Was looking to buy this stock on earnings, then read the fine print and see they are going to completely write off goodwill. This would result in a $2.6 million loss in assets, but would also require a reduction in Stockholder's Equity of $2.6 million, which I believe would come as a one time expense. They claim it does not affect this past earnings quarter, but will it be charged as a one time expense in the next one?

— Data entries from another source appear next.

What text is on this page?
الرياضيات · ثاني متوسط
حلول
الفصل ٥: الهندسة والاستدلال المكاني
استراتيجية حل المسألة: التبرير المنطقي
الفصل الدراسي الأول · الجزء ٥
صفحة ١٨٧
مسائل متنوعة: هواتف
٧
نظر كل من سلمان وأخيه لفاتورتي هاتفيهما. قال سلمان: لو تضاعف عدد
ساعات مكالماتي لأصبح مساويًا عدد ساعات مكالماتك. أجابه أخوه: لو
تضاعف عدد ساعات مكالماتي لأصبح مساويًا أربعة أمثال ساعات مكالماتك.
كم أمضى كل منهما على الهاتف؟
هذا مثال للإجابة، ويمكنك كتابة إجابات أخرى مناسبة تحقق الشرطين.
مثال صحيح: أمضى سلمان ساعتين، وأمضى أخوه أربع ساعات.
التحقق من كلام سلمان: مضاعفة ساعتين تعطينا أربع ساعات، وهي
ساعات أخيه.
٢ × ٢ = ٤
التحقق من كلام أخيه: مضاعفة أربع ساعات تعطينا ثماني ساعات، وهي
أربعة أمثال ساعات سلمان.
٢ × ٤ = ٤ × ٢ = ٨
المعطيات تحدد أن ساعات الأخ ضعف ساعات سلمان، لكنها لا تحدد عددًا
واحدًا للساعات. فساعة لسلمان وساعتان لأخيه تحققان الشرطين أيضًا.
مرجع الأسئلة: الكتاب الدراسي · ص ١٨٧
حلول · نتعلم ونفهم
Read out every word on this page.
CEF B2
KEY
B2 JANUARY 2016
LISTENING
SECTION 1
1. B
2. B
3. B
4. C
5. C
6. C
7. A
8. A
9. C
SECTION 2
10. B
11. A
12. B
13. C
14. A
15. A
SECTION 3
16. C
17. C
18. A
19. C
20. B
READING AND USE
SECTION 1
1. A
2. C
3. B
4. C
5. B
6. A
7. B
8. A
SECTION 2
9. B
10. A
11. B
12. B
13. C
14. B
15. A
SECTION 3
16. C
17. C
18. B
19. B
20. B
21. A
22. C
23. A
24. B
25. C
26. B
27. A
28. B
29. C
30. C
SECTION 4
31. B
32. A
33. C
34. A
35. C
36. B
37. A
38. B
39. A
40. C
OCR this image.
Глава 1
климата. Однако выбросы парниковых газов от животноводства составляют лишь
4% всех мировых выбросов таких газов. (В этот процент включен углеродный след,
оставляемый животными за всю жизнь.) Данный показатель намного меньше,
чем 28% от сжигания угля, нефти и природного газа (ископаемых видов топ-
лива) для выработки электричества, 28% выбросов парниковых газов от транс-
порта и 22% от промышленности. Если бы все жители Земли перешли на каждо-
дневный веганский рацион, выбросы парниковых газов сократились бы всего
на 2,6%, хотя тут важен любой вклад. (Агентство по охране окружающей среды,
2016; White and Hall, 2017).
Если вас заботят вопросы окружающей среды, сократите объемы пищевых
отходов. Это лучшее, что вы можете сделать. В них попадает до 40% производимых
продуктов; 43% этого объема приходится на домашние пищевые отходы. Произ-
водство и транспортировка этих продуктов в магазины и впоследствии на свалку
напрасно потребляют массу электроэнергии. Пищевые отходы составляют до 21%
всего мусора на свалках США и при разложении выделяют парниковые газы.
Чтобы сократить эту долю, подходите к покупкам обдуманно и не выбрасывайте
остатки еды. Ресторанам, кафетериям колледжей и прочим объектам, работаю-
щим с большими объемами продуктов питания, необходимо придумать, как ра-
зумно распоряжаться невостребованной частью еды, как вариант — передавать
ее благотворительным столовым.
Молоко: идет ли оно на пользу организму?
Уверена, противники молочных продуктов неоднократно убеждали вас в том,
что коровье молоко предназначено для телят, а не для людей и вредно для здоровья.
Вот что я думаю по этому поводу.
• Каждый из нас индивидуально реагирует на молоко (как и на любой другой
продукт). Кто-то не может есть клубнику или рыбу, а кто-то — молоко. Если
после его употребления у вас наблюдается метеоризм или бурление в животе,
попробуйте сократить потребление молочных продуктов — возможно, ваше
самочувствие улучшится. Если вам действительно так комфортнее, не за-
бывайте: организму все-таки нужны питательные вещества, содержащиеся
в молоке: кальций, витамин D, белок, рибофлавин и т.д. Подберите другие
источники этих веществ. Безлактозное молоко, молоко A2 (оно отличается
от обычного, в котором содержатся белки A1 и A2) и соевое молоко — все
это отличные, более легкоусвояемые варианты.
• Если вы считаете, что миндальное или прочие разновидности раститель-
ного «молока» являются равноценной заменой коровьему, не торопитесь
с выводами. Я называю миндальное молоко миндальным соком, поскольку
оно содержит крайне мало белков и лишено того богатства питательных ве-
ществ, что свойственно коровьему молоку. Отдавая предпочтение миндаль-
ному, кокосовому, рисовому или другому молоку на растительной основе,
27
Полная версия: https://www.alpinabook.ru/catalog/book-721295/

I just simply have to laugh at the nay-sayers. I've been watching this company and buying it for over 3 years. I've listen to all the smack about the lying CEO, smoke and mirrors, etc. and still I've found things to pretty much hold true to what the CEO has said. In the mean time, I've now had a 10 bagger and am still looking at making lots more money. Ya all can still act like chicken little and ignore the facts. Maybe if you want to day trade you might lose something. But hold on for the ride. People have continued to state that the revs are a concern. However, since the CEO announced a few years ago about the new direction they are taking, they have now come to a place where year over year revs are on the uptick. They are up 4.6 percent over the fourth quarter last year. The change is now steaming ahead. Yes, somethings have been tried and not worked, yes, there have been a couple of things that hurt the share holders, but, in the long term this position is trending up. Go ahead and call me names and say how stupid I am. Point to the distant past. Me, I'll hold for the long term. I believed the CEO when he presented his ideas for change and believe Peter Lynch when he said to look for a company who are implimenting ideas of change. And lastly, when all logic fails and you rebut this, please don't resort to "you're an insider, pumper, etc." It makes you look really ignorant. Happy money making.
Writing off goodwill will affect the balance sheet but is a non-cash transaction and should be added back into the cash flow to find the true amount of cash the company is producing. If someone had 12 million dollars and bought the company as of today they would be getting 4.43 million every year on their purchase. That's not a return, that's a crime!
Goldman Sachs wrote off an amount that was immaterial compared to the size of its earnings. This will destroy any chance of profitability next quarter. Look at GMTI.OB earning's report for Sept. 09. Only small company I know to have written off goodwill lately. It occurs as a non-recurring charge on the income statement, and decreases net income by the full amount. So if LBIX is bragging of a $1.1 million or $0.30/share profit, you need to be aware of the $2.6 million or $0.71/share loss in assets LBIX is about to take!!!!
The next earnings report should show the damage, and temper any rally this stock should have today.